IL CREMLINO, ‘GB FORNISCA PROVE SUE ACCUSE OPPURE SI SCUSI’
Tensione sempre alta fra Occidente e Mosca dopo il caso dell’ex spia russa avvelenata con la figlia da un agente nervino nel Regno Unito. Interviene anche l’Ue, che chiede alla Russia di dare subito risposte, informando l’Organizzazione proibizione armi chimiche del suo programma sul Novichok, sostanza che sarebbe stata usata nell’episodio. L’uso di armi chimiche minaccia la sicurezza dei 28, sostengono i ministri degli Esteri Ue, che si dicono scioccati dal primo utilizzo diun agente nervino militare in Europa in 70 anni. Replica indirettamente il Cremlino chiedendo a Londra di fornire prove delle sue accuse di responsabilita’ o di scusarsi.
L’Unione europea “condanna fermamente l’attacco che ha avuto luogo contro Sergei e Yulia Skripal a Salisbury nel Regno Unito il 4 marzo 2018”, ritiene “altamente probabile” che dietro l’attacco ci sia la Russia ed “esprime il suo sostegno e la sua solidarieta’ senza riserve a Regno Unito”. Questa la posizione di Bruxelles sul caso dell’ex spia del Kgb, mentre e’ in corso il Consiglio Affari esteri dell’Unione”. La Ue sottolinea che “le vite di molti cittadini sono state minacciate da questo atto illegale” e aggiunge che “prende molto sul serio la valutazione del governo britannico secondo cui e’ altamente probabile che la Federazione russa sia responsabile”. “L’Unione europea e’ scioccata dall’uso offensivo di qualsiasi agente chimico di livello militare, di un tipo sviluppato dalla Russia, per la prima volta sul suolo europeo in oltre 70 anni. L’uso di armi chimiche da parte di chiunque in qualsiasi circostanza e’ assolutamente inaccettabile e costituisce una minaccia per la sicurezza per tutti noi. Qualsiasi utilizzo di questo tipo di agente costituisce una chiara violazione della Convenzione sulle armi chimiche, una violazione del diritto internazionale e mina l’ordine internazionale basato sulle regole. L’UE accoglie con favore l’impegno del Regno Unito a collaborare strettamente con l’Organizzazione per la proibizione delle armi chimiche nel sostenere le indagini sull’attentato. L’Unione invita la Russia ad affrontare con urgenza le questioni sollevate dal Regno Unito e dalla comunita’ internazionale e a fornire una comunicazione immediata e completa del suo programma Novichok all’OPCW”. “L’Unione europea esprime la sua solidarieta’ senza riserve con il Regno Unito e il suo sostegno, compresi gli sforzi del Regno Unito per assicurare alla giustizia i responsabili di questo crimine” e “rimarra’ strettamente concentrata su questo tema e le sue implicazioni”.

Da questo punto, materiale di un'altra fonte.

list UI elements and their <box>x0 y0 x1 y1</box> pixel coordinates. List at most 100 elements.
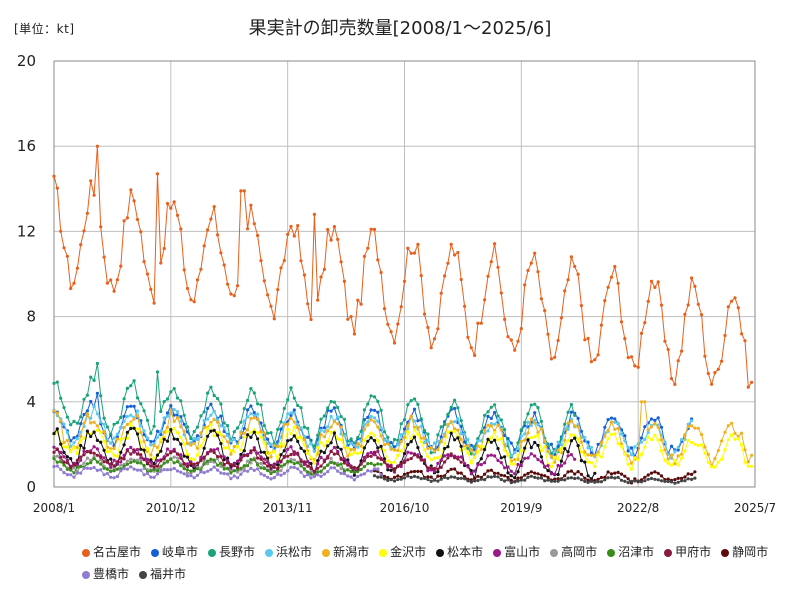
data-point <box>299 446 303 450</box>
data-point <box>676 480 680 484</box>
data-point <box>296 436 300 440</box>
data-point <box>443 422 447 426</box>
data-point <box>122 414 126 418</box>
data-point <box>109 449 113 453</box>
data-point <box>496 475 500 479</box>
data-point <box>92 378 96 382</box>
data-point <box>99 225 103 229</box>
data-point <box>195 467 200 471</box>
data-point <box>603 431 607 435</box>
data-point <box>332 400 336 404</box>
data-point <box>229 471 233 475</box>
data-point <box>563 474 567 478</box>
data-point <box>556 479 560 483</box>
data-point <box>219 471 223 475</box>
data-point <box>55 447 59 451</box>
data-point <box>449 452 453 456</box>
data-point <box>376 425 380 429</box>
data-point <box>376 456 380 460</box>
data-point <box>242 407 246 411</box>
data-point <box>95 438 99 442</box>
legend-swatch <box>82 549 90 557</box>
data-point <box>152 301 156 305</box>
data-point <box>109 475 113 479</box>
data-point <box>209 420 213 425</box>
data-point <box>356 445 360 449</box>
data-point <box>446 476 450 480</box>
data-point <box>306 473 310 477</box>
data-point <box>236 459 240 463</box>
data-point <box>202 426 206 430</box>
data-point <box>82 412 86 417</box>
data-point <box>236 284 240 288</box>
data-point <box>135 217 140 222</box>
data-point <box>663 339 667 343</box>
data-point <box>730 421 734 425</box>
data-point <box>346 446 350 450</box>
data-point <box>216 468 220 472</box>
data-point <box>549 479 554 483</box>
data-point <box>62 246 66 250</box>
data-point <box>165 425 170 429</box>
data-point <box>713 371 717 375</box>
data-point <box>399 477 403 481</box>
data-point <box>232 437 236 442</box>
data-point <box>386 442 390 446</box>
data-point <box>613 427 617 431</box>
data-point <box>329 238 333 242</box>
data-point <box>125 216 129 220</box>
data-point <box>296 426 300 430</box>
data-point <box>473 476 477 480</box>
data-point <box>175 410 180 414</box>
data-point <box>129 445 133 449</box>
series-line <box>53 146 753 389</box>
data-point <box>449 431 453 435</box>
data-point <box>392 479 397 483</box>
data-point <box>182 467 186 471</box>
data-point <box>109 278 113 282</box>
data-point <box>489 424 493 428</box>
data-point <box>165 397 170 401</box>
data-point <box>102 456 106 460</box>
data-point <box>449 475 453 479</box>
data-point <box>746 460 750 464</box>
data-point <box>536 433 540 437</box>
data-point <box>649 417 654 421</box>
data-point <box>569 433 574 437</box>
unit-label: [単位：kt] <box>14 22 75 36</box>
data-point <box>102 466 106 470</box>
data-point <box>362 472 366 476</box>
data-point <box>199 431 203 435</box>
data-point <box>710 382 714 386</box>
data-point <box>426 446 430 451</box>
data-point <box>406 458 410 462</box>
data-point <box>249 466 253 470</box>
data-point <box>669 480 674 484</box>
data-point <box>139 447 143 451</box>
legend-label: 浜松市 <box>276 545 313 559</box>
data-point <box>299 464 303 468</box>
data-point <box>65 438 69 442</box>
data-point <box>389 478 393 482</box>
data-point <box>389 330 393 334</box>
data-point <box>85 412 89 416</box>
legend-item: 長野市 <box>208 541 255 563</box>
data-point <box>506 475 510 480</box>
data-point <box>563 426 567 430</box>
data-point <box>616 475 620 479</box>
data-point <box>256 463 260 467</box>
data-point <box>55 411 59 415</box>
data-point <box>346 458 350 462</box>
data-point <box>583 460 587 464</box>
data-point <box>519 476 523 480</box>
data-point <box>165 414 170 418</box>
data-point <box>379 444 383 448</box>
y-tick-label: 16 <box>17 137 36 155</box>
data-point <box>446 422 450 427</box>
data-point <box>72 471 76 475</box>
data-point <box>142 473 146 477</box>
data-point <box>419 440 423 444</box>
data-point <box>359 473 363 477</box>
data-point <box>125 459 129 463</box>
data-point <box>609 475 614 479</box>
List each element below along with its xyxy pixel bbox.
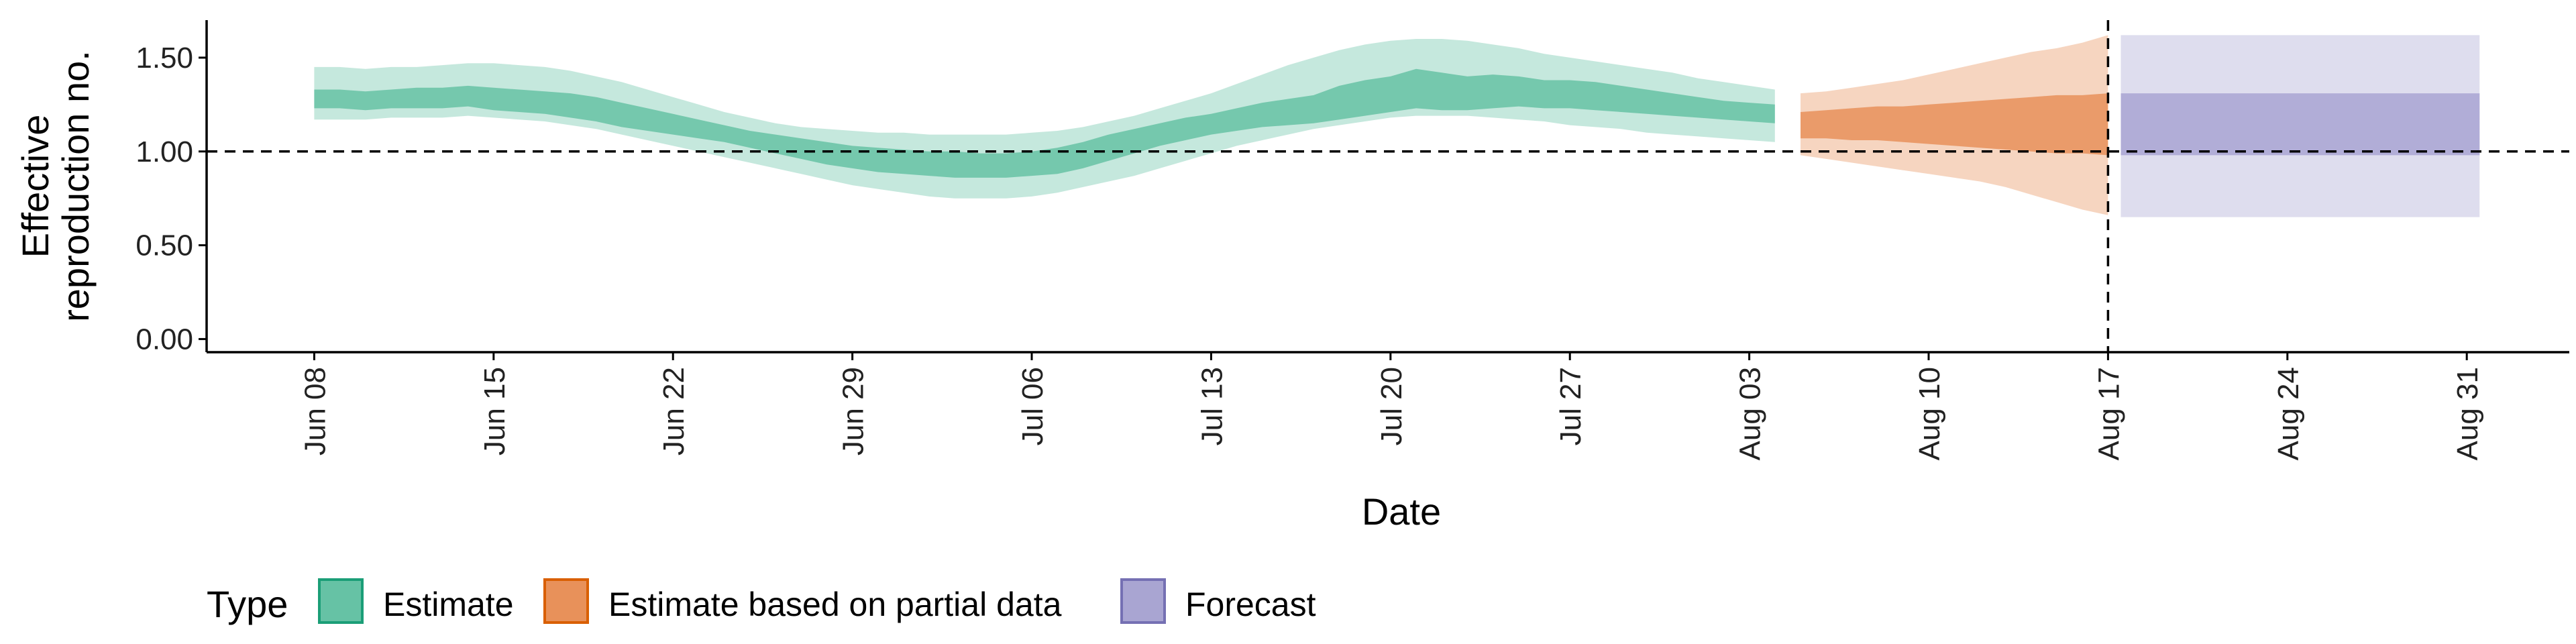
y-tick-label: 1.00	[136, 136, 193, 168]
x-tick-label: Aug 10	[1913, 367, 1946, 460]
y-tick-layer: 0.00 0.50 1.00 1.50	[136, 42, 207, 356]
legend-key-partial	[543, 578, 589, 624]
x-tick-label: Jul 06	[1016, 367, 1049, 445]
x-tick-label: Jun 15	[478, 367, 511, 455]
x-tick-label: Aug 31	[2451, 367, 2484, 460]
legend: Type Estimate Estimate based on partial …	[207, 578, 1316, 625]
legend-label-estimate: Estimate	[383, 586, 514, 623]
legend-title: Type	[207, 583, 288, 625]
x-tick-label: Jul 27	[1554, 367, 1587, 445]
legend-key-forecast	[1120, 578, 1166, 624]
legend-item-partial: Estimate based on partial data	[543, 578, 1062, 624]
x-tick-label: Jun 22	[657, 367, 690, 455]
band-50-estimate	[314, 68, 1775, 178]
y-axis-title-line-2: reproduction no.	[54, 50, 97, 322]
x-tick-layer: Jun 08 Jun 15 Jun 22 Jun 29 Jul 06 Jul 13 Jul …	[299, 352, 2484, 460]
legend-item-estimate: Estimate	[318, 578, 514, 624]
band-layer	[314, 35, 2480, 217]
x-tick-label: Jul 13	[1195, 367, 1228, 445]
x-tick-label: Aug 24	[2272, 367, 2305, 460]
x-tick-label: Jun 08	[299, 367, 331, 455]
legend-key-estimate	[318, 578, 364, 624]
plot-panel: 0.00 0.50 1.00 1.50 Jun 08 Jun 15 Jun 22 Jun 2…	[136, 20, 2569, 460]
band-50-forecast	[2121, 93, 2480, 156]
legend-label-forecast: Forecast	[1185, 586, 1316, 623]
legend-label-partial: Estimate based on partial data	[608, 586, 1062, 623]
y-tick-label: 0.50	[136, 229, 193, 262]
x-tick-label: Aug 17	[2092, 367, 2125, 460]
x-tick-label: Aug 03	[1734, 367, 1767, 460]
x-axis-title: Date	[1362, 490, 1441, 533]
band-50-estimate-based-on-partial-data	[1801, 93, 2108, 156]
y-tick-label: 0.00	[136, 323, 193, 356]
x-tick-label: Jul 20	[1375, 367, 1408, 445]
y-axis-title: Effective reproduction no.	[14, 50, 97, 322]
legend-item-forecast: Forecast	[1120, 578, 1316, 624]
x-tick-label: Jun 29	[837, 367, 870, 455]
y-axis-title-line-1: Effective	[14, 115, 56, 258]
y-tick-label: 1.50	[136, 42, 193, 74]
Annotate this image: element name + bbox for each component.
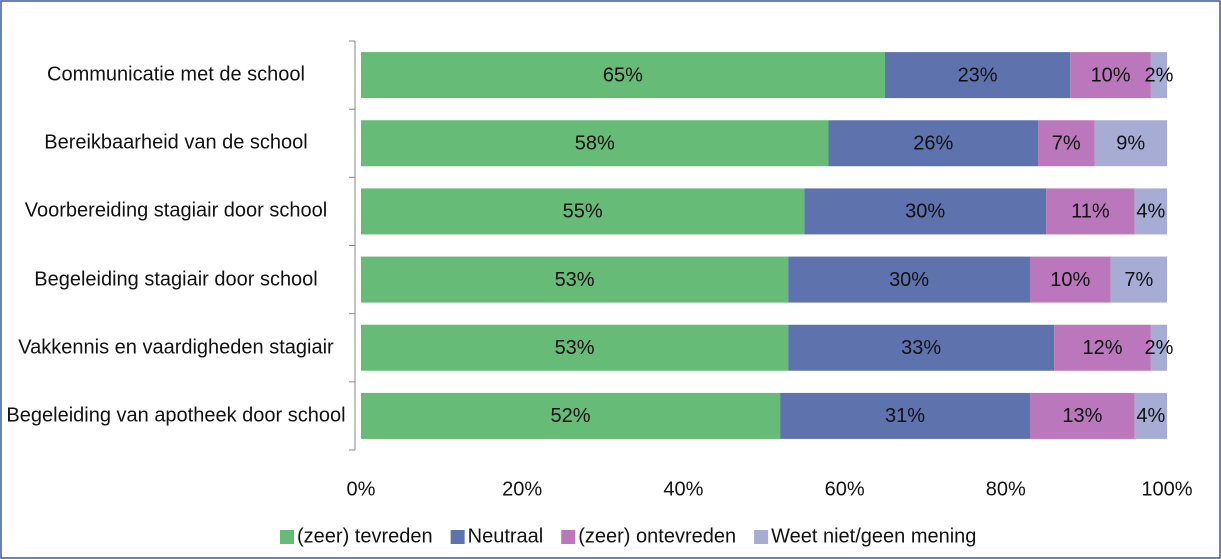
bar-segment (361, 256, 789, 303)
bar-segment (1150, 52, 1167, 99)
data-label: 30% (905, 201, 945, 223)
data-label: 7% (1124, 269, 1153, 291)
bar-segment (1046, 188, 1135, 235)
bar-segment (361, 392, 781, 439)
data-label: 31% (885, 405, 925, 427)
category-label: Voorbereiding stagiair door school (24, 199, 328, 222)
data-label: 11% (1071, 201, 1110, 223)
bar-segment (1094, 120, 1167, 167)
data-label: 58% (575, 133, 615, 155)
legend-label: Weet niet/geen mening (771, 525, 976, 547)
category-label: Vakkennis en vaardigheden stagiair (18, 336, 334, 359)
data-label: 13% (1062, 405, 1102, 427)
legend-label: (zeer) ontevreden (578, 525, 736, 547)
data-label: 2% (1144, 337, 1173, 359)
bar-segment (361, 188, 805, 235)
bar-segment (1110, 256, 1167, 303)
bar-segment (788, 324, 1055, 371)
legend-label: (zeer) tevreden (297, 525, 433, 547)
bar-segment (828, 120, 1039, 167)
legend-swatch (280, 530, 294, 544)
legend-swatch (450, 530, 465, 544)
x-tick-label: 80% (986, 478, 1026, 500)
bar-segment (1134, 392, 1167, 439)
bar-segment (780, 392, 1030, 439)
data-label: 65% (603, 64, 643, 86)
data-label: 9% (1116, 133, 1145, 155)
data-label: 4% (1136, 405, 1165, 427)
data-label: 12% (1083, 337, 1123, 359)
x-tick-label: 0% (347, 478, 376, 500)
x-tick-label: 60% (825, 478, 865, 500)
legend-label: Neutraal (468, 525, 544, 547)
category-label: Communicatie met de school (47, 63, 305, 86)
legend-swatch (561, 530, 576, 544)
data-label: 10% (1050, 269, 1090, 291)
data-label: 55% (563, 201, 603, 223)
x-tick-label: 20% (502, 478, 542, 500)
bar-segment (1029, 392, 1135, 439)
bar-segment (1150, 324, 1167, 371)
x-tick-label: 100% (1141, 478, 1192, 500)
data-label: 26% (913, 133, 953, 155)
bar-segment (1029, 256, 1111, 303)
x-tick-label: 40% (663, 478, 703, 500)
data-label: 23% (958, 64, 998, 86)
data-label: 53% (555, 337, 595, 359)
data-label: 7% (1052, 133, 1081, 155)
bar-segment (361, 324, 789, 371)
data-label: 2% (1144, 64, 1173, 86)
category-label: Begeleiding stagiair door school (34, 268, 318, 291)
legend-swatch (754, 530, 769, 544)
bar-segment (1070, 52, 1151, 99)
data-label: 4% (1136, 201, 1165, 223)
data-label: 33% (901, 337, 941, 359)
data-label: 10% (1091, 64, 1131, 86)
bar-segment (1038, 120, 1095, 167)
bar-segment (804, 188, 1047, 235)
data-label: 53% (555, 269, 595, 291)
data-label: 30% (889, 269, 929, 291)
bar-segment (361, 120, 829, 167)
bar-segment (788, 256, 1030, 303)
bar-segment (1134, 188, 1167, 235)
bar-segment (361, 52, 885, 99)
bar-segment (1054, 324, 1151, 371)
category-label: Bereikbaarheid van de school (44, 131, 308, 154)
data-label: 52% (551, 405, 591, 427)
bar-segment (884, 52, 1071, 99)
category-label: Begeleiding van apotheek door school (6, 404, 346, 427)
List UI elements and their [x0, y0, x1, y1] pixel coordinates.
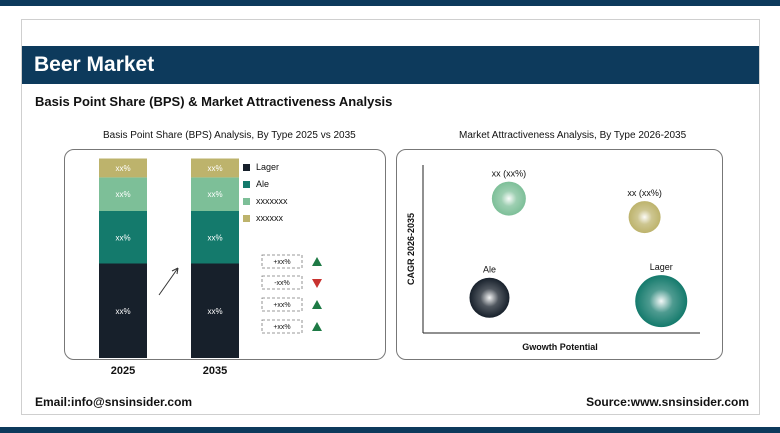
- legend-label-2: xxxxxxx: [256, 196, 288, 206]
- bar-data-label: xx%: [207, 307, 222, 316]
- legend-label-1: Ale: [256, 179, 269, 189]
- bar-data-label: xx%: [115, 233, 130, 242]
- page-subtitle: Basis Point Share (BPS) & Market Attract…: [35, 94, 393, 109]
- bar-data-label: xx%: [115, 190, 130, 199]
- change-label-0: +xx%: [273, 259, 290, 266]
- x-tick-label-2035: 2035: [203, 365, 227, 377]
- bar-segment-xxxxxx-2025: [99, 158, 147, 178]
- bubble-label-1: xx (xx%): [627, 188, 662, 198]
- trend-arrow-head: [171, 267, 179, 275]
- top-strip: [0, 0, 780, 6]
- page-title: Beer Market: [22, 46, 759, 84]
- bar-segment-xxxxxxx-2025: [99, 177, 147, 211]
- down-arrow-icon-1: [312, 279, 322, 288]
- bar-segment-ale-2035: [191, 211, 239, 264]
- footer-source: Source:www.snsinsider.com: [586, 395, 749, 409]
- bar-segment-lager-2035: [191, 263, 239, 358]
- bar-segment-xxxxxx-2035: [191, 158, 239, 178]
- legend-label-0: Lager: [256, 162, 279, 172]
- y-axis-label: CAGR 2026-2035: [406, 213, 416, 285]
- bar-segment-lager-2025: [99, 263, 147, 358]
- bubble-highlight-3: [635, 275, 688, 328]
- bar-data-label: xx%: [207, 190, 222, 199]
- bar-data-label: xx%: [115, 164, 130, 173]
- change-box-3: [261, 319, 303, 334]
- legend-swatch-0: [243, 164, 250, 171]
- bubble-highlight-0: [491, 181, 526, 216]
- change-label-3: +xx%: [273, 324, 290, 331]
- bubble-label-2: Ale: [483, 265, 496, 275]
- up-arrow-icon-0: [312, 257, 322, 266]
- bubble-highlight-2: [469, 277, 510, 318]
- bar-segment-xxxxxxx-2035: [191, 177, 239, 211]
- bubble-label-3: Lager: [650, 262, 673, 272]
- footer-email: Email:info@snsinsider.com: [35, 395, 193, 409]
- legend-swatch-2: [243, 198, 250, 205]
- up-arrow-icon-3: [312, 322, 322, 331]
- attractiveness-chart-title: Market Attractiveness Analysis, By Type …: [459, 130, 687, 141]
- legend-label-3: xxxxxx: [256, 213, 284, 223]
- bubble-highlight-1: [628, 201, 661, 234]
- change-label-2: +xx%: [273, 302, 290, 309]
- legend-swatch-1: [243, 181, 250, 188]
- change-box-0: [261, 254, 303, 269]
- x-tick-label-2025: 2025: [111, 365, 135, 377]
- change-box-2: [261, 297, 303, 312]
- bar-segment-ale-2025: [99, 211, 147, 264]
- change-label-1: -xx%: [274, 280, 290, 287]
- trend-arrow-line: [158, 267, 179, 296]
- bubble-label-0: xx (xx%): [492, 169, 527, 179]
- x-axis-label: Gwowth Potential: [522, 342, 598, 352]
- bar-data-label: xx%: [207, 233, 222, 242]
- legend-swatch-3: [243, 215, 250, 222]
- bar-data-label: xx%: [207, 164, 222, 173]
- up-arrow-icon-2: [312, 300, 322, 309]
- bottom-strip: [0, 427, 780, 433]
- change-box-1: [261, 275, 303, 290]
- bps-chart-title: Basis Point Share (BPS) Analysis, By Typ…: [103, 130, 356, 141]
- bar-data-label: xx%: [115, 307, 130, 316]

Potrebbe essere stato fatto filtrare attraverso il sistema di ventilazione delle Bmw di proprieta’ di Serghei Skripal l’agente nervino che il 4 marzo ha intossicato a Salisbury l’ex Spia doppiogiochista russa transfuga in Gran Bretagna e sua figlia Yulia. E’ questa l’ultima ipotesi investigativa saltata fuori – dopo quella della valigia di Yulia – secondo indiscrezioni raccolte dall’Abc. L’ipotesi resta peraltro tutta da vagliare, mentre la polizia britannica, pur rivendicando “buoni progressi” nelle indagini, ammette che l’investigazione e’ destinata a durare “settimane, se non mesi”. Quanto agli esami sul tipo di sostanza – identificata da Londra come un agente “di tipo novichok” sviluppato a suo tempo in Urss – si attende ora la valutazione degli esperti internazionali dell’Organizzazione per la proibizione delle armi chimiche (Opac). Un team giunto dall’Aia avvia oggi l’annunciata missione a Porton Down, sede del laboratorio militare britannico che ha esaminato le tossine, e poi a Salisbury. Ma le sue conclusioni non sono previste prima di due settimane.